I couldn’t help being struck by the contrast between two seemingly unrelated events last week: Eddie Greenspan attacking his former client Conrad Black in the Globe and Mail, and the B.C. Supreme Court striking down money laundering laws insofar as those laws apply to lawyers.
In Federation of Law Societies of Canada v. Canada 2011 BCSC 1270, Madam Justice Gerow found that federal money laundering laws violate section 7 of the Charter to the extent that they apply to legal counsel and law firms. She further found that the violations could not be justified under section 1. Justice Gerow read down and severed those portions of the legislation that apply to lawyers and legal counsel. The Federation rode to this result on the strength of the sanctity solicitor-client privilege and of lawyers’ duty of loyalty to their clients.

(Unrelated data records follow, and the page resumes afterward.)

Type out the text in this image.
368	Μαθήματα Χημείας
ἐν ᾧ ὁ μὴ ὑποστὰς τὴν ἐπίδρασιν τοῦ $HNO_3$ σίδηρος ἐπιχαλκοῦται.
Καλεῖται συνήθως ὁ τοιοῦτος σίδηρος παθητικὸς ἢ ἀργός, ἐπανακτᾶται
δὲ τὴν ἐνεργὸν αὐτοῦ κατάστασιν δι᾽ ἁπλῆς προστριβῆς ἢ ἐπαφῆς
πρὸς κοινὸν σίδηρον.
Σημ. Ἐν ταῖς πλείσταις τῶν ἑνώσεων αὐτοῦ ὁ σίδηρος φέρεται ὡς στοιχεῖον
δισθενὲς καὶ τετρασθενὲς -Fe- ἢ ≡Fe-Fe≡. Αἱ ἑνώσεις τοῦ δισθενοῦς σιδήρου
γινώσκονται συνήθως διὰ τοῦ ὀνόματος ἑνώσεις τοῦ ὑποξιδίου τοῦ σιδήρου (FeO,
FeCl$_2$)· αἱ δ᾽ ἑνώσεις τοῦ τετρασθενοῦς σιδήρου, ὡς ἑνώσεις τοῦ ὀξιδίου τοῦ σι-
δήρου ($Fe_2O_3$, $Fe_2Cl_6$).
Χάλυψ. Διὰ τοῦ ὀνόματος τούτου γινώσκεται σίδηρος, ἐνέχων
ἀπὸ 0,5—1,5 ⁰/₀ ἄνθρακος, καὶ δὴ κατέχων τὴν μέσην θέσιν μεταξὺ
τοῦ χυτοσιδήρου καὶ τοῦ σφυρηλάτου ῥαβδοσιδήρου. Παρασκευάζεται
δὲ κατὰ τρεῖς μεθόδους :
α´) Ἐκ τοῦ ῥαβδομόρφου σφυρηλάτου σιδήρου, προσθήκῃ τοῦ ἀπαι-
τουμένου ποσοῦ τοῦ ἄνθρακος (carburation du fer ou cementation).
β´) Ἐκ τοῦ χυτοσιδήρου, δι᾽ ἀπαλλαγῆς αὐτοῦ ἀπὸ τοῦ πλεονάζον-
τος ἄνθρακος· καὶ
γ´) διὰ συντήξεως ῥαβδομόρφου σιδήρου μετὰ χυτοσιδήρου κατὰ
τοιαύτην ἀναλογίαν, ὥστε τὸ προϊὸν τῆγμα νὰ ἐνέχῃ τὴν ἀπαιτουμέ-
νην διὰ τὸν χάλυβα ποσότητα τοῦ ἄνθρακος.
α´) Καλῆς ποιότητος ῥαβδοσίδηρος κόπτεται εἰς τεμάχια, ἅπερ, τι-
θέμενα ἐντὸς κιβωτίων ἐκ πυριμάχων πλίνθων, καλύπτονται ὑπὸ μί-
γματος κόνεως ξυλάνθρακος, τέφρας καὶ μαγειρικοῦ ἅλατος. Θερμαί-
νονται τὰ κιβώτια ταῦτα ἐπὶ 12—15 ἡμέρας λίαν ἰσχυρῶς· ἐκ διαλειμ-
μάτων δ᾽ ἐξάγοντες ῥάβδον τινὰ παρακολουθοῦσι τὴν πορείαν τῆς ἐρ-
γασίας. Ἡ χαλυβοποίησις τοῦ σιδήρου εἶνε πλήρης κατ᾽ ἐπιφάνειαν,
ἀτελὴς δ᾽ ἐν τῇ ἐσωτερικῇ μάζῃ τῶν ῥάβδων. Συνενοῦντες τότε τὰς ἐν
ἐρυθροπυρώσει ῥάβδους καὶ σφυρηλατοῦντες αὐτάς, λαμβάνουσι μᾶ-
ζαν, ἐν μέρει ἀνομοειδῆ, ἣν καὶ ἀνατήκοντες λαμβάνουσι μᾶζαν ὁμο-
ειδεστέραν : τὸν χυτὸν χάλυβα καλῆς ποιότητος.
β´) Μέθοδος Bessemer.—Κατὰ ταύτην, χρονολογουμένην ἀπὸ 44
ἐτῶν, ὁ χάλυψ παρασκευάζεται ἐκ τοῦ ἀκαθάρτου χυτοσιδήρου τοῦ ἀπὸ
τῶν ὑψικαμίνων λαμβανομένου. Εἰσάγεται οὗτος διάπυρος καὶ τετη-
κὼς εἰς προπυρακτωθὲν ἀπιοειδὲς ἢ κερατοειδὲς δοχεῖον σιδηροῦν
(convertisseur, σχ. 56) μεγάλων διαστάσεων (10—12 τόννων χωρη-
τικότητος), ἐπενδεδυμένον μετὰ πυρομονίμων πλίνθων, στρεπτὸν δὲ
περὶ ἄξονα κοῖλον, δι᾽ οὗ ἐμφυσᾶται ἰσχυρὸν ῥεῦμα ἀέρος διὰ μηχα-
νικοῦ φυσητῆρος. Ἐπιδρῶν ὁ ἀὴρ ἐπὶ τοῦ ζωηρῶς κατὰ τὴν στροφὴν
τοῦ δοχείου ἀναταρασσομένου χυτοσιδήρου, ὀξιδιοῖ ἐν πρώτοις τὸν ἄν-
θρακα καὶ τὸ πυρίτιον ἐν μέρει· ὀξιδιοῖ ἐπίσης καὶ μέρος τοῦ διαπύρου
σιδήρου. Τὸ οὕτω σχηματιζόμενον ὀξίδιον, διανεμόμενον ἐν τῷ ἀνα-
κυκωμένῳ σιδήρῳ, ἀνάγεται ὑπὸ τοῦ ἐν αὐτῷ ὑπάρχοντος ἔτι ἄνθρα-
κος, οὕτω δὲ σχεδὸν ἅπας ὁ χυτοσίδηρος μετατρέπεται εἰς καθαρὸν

In Saturday’s Globe and Mail, Eddie Greenspan was afforded a full page to rebut the attacks made against him by Conrad Black in his recently released memoirs A Matter of Principle. I read those memoirs cover to cover, and Mr. Greenspan has reason to be irked at how his former client has described him. Lord Black has many nasty things to say about most of his former lawyers, including Mr. Greenspan. This does not make Lord Black that different from many other dissatisfied clients. The difference of course is that Lord Black carries with him the power of the pen and of publication.
One can understand Mr. Greenspan’s desire to defend his honour and his reputation, but what of his duty of confidentiality to his former client? This became the subject of debate among legal ethics scholars across the country and (wonderfully!) among students as well. One of my former students now articling in Toronto e-mailed me: “Some articling student friends and I were discussing this and came across the issue of lawyer-client confidentiality. How does writing this piece comport with Greenspan’s duty to hold his conversations with Black in confidence? Did Black implicitly waive the privilege by writing about them in his book?”
A lawyer at all times shall hold in strict confidence all information concerning the business and affairs of the client acquired in the course of the professional relationship and shall not divulge any such information unless expressly or impliedly authorized by the client or required by law to do so.
The commentary explains that “[t]he duty survives the professional relationship and continues indefinitely after the lawyer has ceased to act for the client, whether or not differences have arisen between them.”
On its face, the duty sounds absolute: “strict confidence” and “all information concerning the business and affairs of the client”. It is supposed to last forever. Lawyers aren’t supposed to talk about clients affairs to their spouses or their family. If this rule was applied literally, lawyers couldn’t talk about their cases at continuing legal education events and couldn’t write about them in books, as Mr. Greenspan does.
The reality is quite different from the rhetoric and it is difficult to reconcile with the lofty assertions of the sanctity of the confidence of communications between lawyer and client asserted by the Federation, the CBA and provincial law societies in so many cases, including its recent victory in the B.C. Supreme Court.
When a lawyer faces an allegation of any civil, criminal or regulatory (i.e. Law Society) misconduct, all confidentiality guarantees are out the window. The lawyer can use that confidential information to defend against allegations, whether or not it is the client who has made them. The breadth and the ease of the lawyer self-interest exceptions are very hard to mesh with the absolute nature of lawyer-client confidentiality propounded by Law Societies and bar associations in the courts. As Gavin MacKenzie has written, “The public may be forgiven for suspecting that the legal profession may not be free of self-interest.”
In the U.K., lawyers for Rupert Murdoch’s News of the World sought a waiver from their duty of confidentiality in order to discuss the legal advice that they gave in the phone hacking scandal. It does not appear that Mr. Greenspan felt compelled to seek any such waiver from Mr. Black. It is a debatable to what extent Mr. Black can be said to have implicitly waived his confidentiality rights by attacking Mr. Greenspan.
As lawyers, we have all had clients who have gone around and said nasty things about us and we often wish we could respond. However, few of us have clients like Conrad Black who write about us in a book and few of us have Mr. Greenspan’s access to the Globe and Mail’s pages. However, with the internet, irate clients can take to the internet and there are now entire websites like the U.K’s Solicitors From Hell devoted to client complaints against lawyers. How are lawyers to respond when they are caught between upholding the sacred trust of client confidentiality and protecting their own reputation?
Over the past decade, lawyers have convinced courts that the confidentiality of communications between lawyer and client and the duty of loyalty is so sacrosanct that government can rarely if ever override it. Lawyers should apply the same standard to their own interests and severely restrict the instances in which they override their duty of confidentiality to their clients.
While seeing Conrad Black and Eddie Greenspan go toe to toe in the pages of the press is certainly entertaining, ultimately lawyers should not engage in such “rebuttals” with former clients, whether in the Globe and Mail or on a website.